Anger isn’t always loud. Sometimes it’s a quiet rage under the surface — a tight jaw, a fake smile, a slammed cabinet door. And when you’ve been abused, anger gets confusing. You don’t know if you’re angry at them, at yourself, or at the world for letting it happen. You might even feel ashamed of your own reactions. But anger isn’t the problem, staying silent about it is.
1. What Anger Feels Like (Symptoms)
- Snapping at small things, then feeling guilty afterward
- Bottling it up until it explodes or leaks out sideways
- Feeling tense, restless, or constantly “on edge”
- Racing thoughts, wanting to yell, hit something, or just run away
- Feeling ashamed of how angry you’ve become
2. How Anger Affects You
Unprocessed anger turns into self-destruction. You might lash out at people who don’t deserve it, or worse, turn it inward. It affects your relationships, your health, your decision-making. It can also lead to impulsive behavior… quitting jobs, destroying property, walking out on people who actually care. And if you’ve been told to “calm down” or “be a man,” chances are you’ve been suppressing it for way too long.
3. Where Anger Comes From
Anger is a response to injustice, not just rage, but a signal that something is wrong. Abuse forces you to swallow your voice, to tolerate the intolerable. That pressure builds, and eventually, it demands release. Your anger isn’t bad. It’s a flare — telling you your boundaries have been violated for too long.
4. What You Can Do About Anger
- Acknowledge it. Say “I’m angry”, don’t sugarcoat it with “I’m just frustrated.”
- Write it out — then destroy it. Rage on paper is safer than rage in your life.
- Move your body. Exercise, punch a pillow, do pushups. Give it somewhere to go.
- Learn to separate rage from action. Just because you feel like breaking something doesn’t mean you have to.
- Channel it. Use your anger as fuel, to leave, to protect yourself, to rebuild.
5. What NOT to Do About Anger
- Don’t pretend you’re “fine”, fake calm doesn’t heal real hurt.
- Don’t numb it with alcohol, sex, violence, or self-harm,that’s gasoline on the fire.
- Don’t let your anger become your identity — you’re more than a walking warning label.

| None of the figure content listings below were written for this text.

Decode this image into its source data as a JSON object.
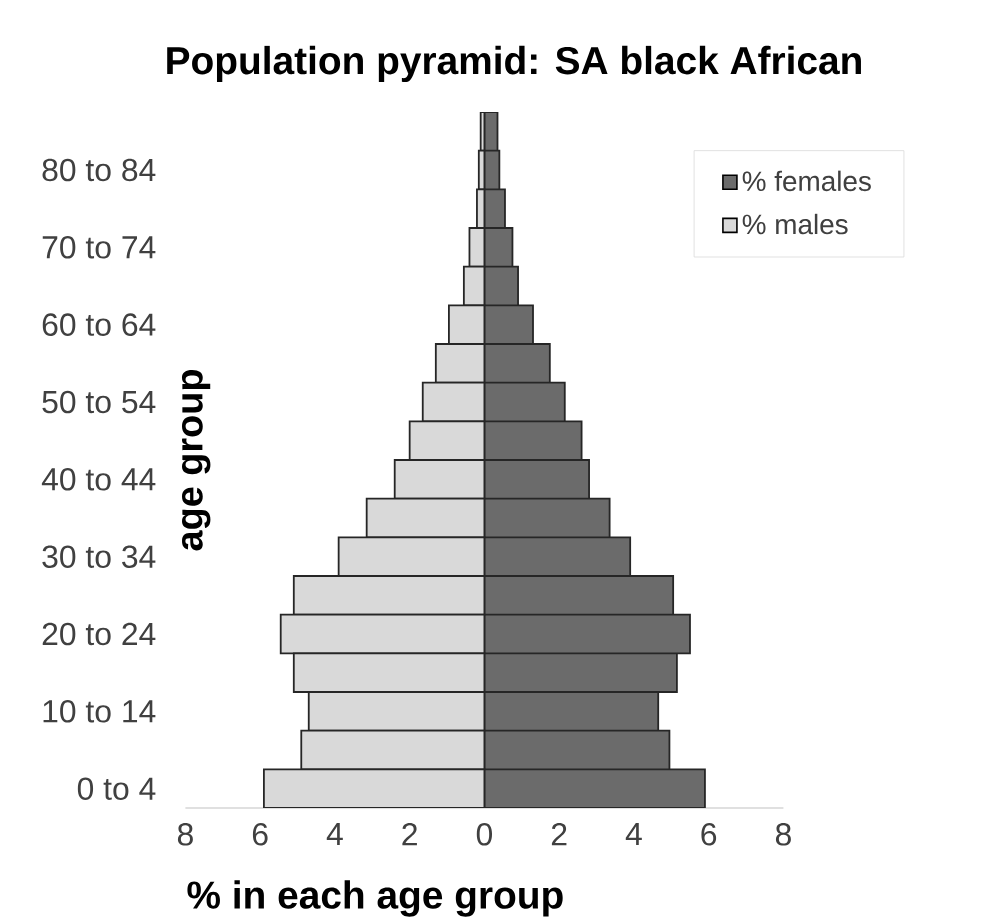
{
  "chart_data": {
    "type": "bar",
    "orientation": "horizontal",
    "stacked": true,
    "title": "Population pyramid: SA black African",
    "xlabel": "% in each age group",
    "ylabel": "age group",
    "categories": [
      null,
      "80 to 84",
      null,
      "70 to 74",
      null,
      "60 to 64",
      null,
      "50 to 54",
      null,
      "40 to 44",
      null,
      "30 to 34",
      null,
      "20 to 24",
      null,
      "10 to 14",
      null,
      "0 to 4"
    ],
    "series": [
      {
        "name": "% females",
        "color": "#6b6b6b",
        "values": [
          0.35,
          0.4,
          0.55,
          0.75,
          0.9,
          1.3,
          1.75,
          2.15,
          2.6,
          2.8,
          3.35,
          3.9,
          5.05,
          5.5,
          5.15,
          4.65,
          4.95,
          5.9
        ]
      },
      {
        "name": "% males",
        "color": "#d9d9d9",
        "values": [
          -0.1,
          -0.15,
          -0.2,
          -0.4,
          -0.55,
          -0.95,
          -1.3,
          -1.65,
          -2.0,
          -2.4,
          -3.15,
          -3.9,
          -5.1,
          -5.45,
          -5.1,
          -4.7,
          -4.9,
          -5.9
        ]
      }
    ],
    "xlim": [
      -8,
      8
    ],
    "xticks": [
      {
        "value": -8,
        "label": "8"
      },
      {
        "value": -6,
        "label": "6"
      },
      {
        "value": -4,
        "label": "4"
      },
      {
        "value": -2,
        "label": "2"
      },
      0,
      2,
      4,
      6,
      8
    ],
    "legend": "top right",
    "grid": false
  }
}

6. Why You Need to Face Anger
Left alone, anger rots. It becomes bitterness, resentment, even hate, and not just for others, but for yourself. But when faced and channeled, anger becomes power. It’s the spark that says, “I deserve better.” The fire that helps you fight back — wisely, not recklessly. You just have to control it before it controls you.
7. When to Ask for Help With Anger
If your anger scares you — or the people around you…
If you keep hurting people you actually care about…
If you feel like a ticking time bomb with no off switch…
Then it’s time to talk to someone.
Getting help for anger doesn’t mean you’re dangerous, it means you’re done letting rage run the show.
And no, punching drywall isn’t “therapy.” That’s just sore knuckles and a repair bill.
Brother’s Note
Anger isn’t your enemy. It’s the part of you that knows you deserve better.
But if you don’t learn to drive it, it’ll drive you — straight into regret.
Don’t be ashamed of the fire. Just build something with it.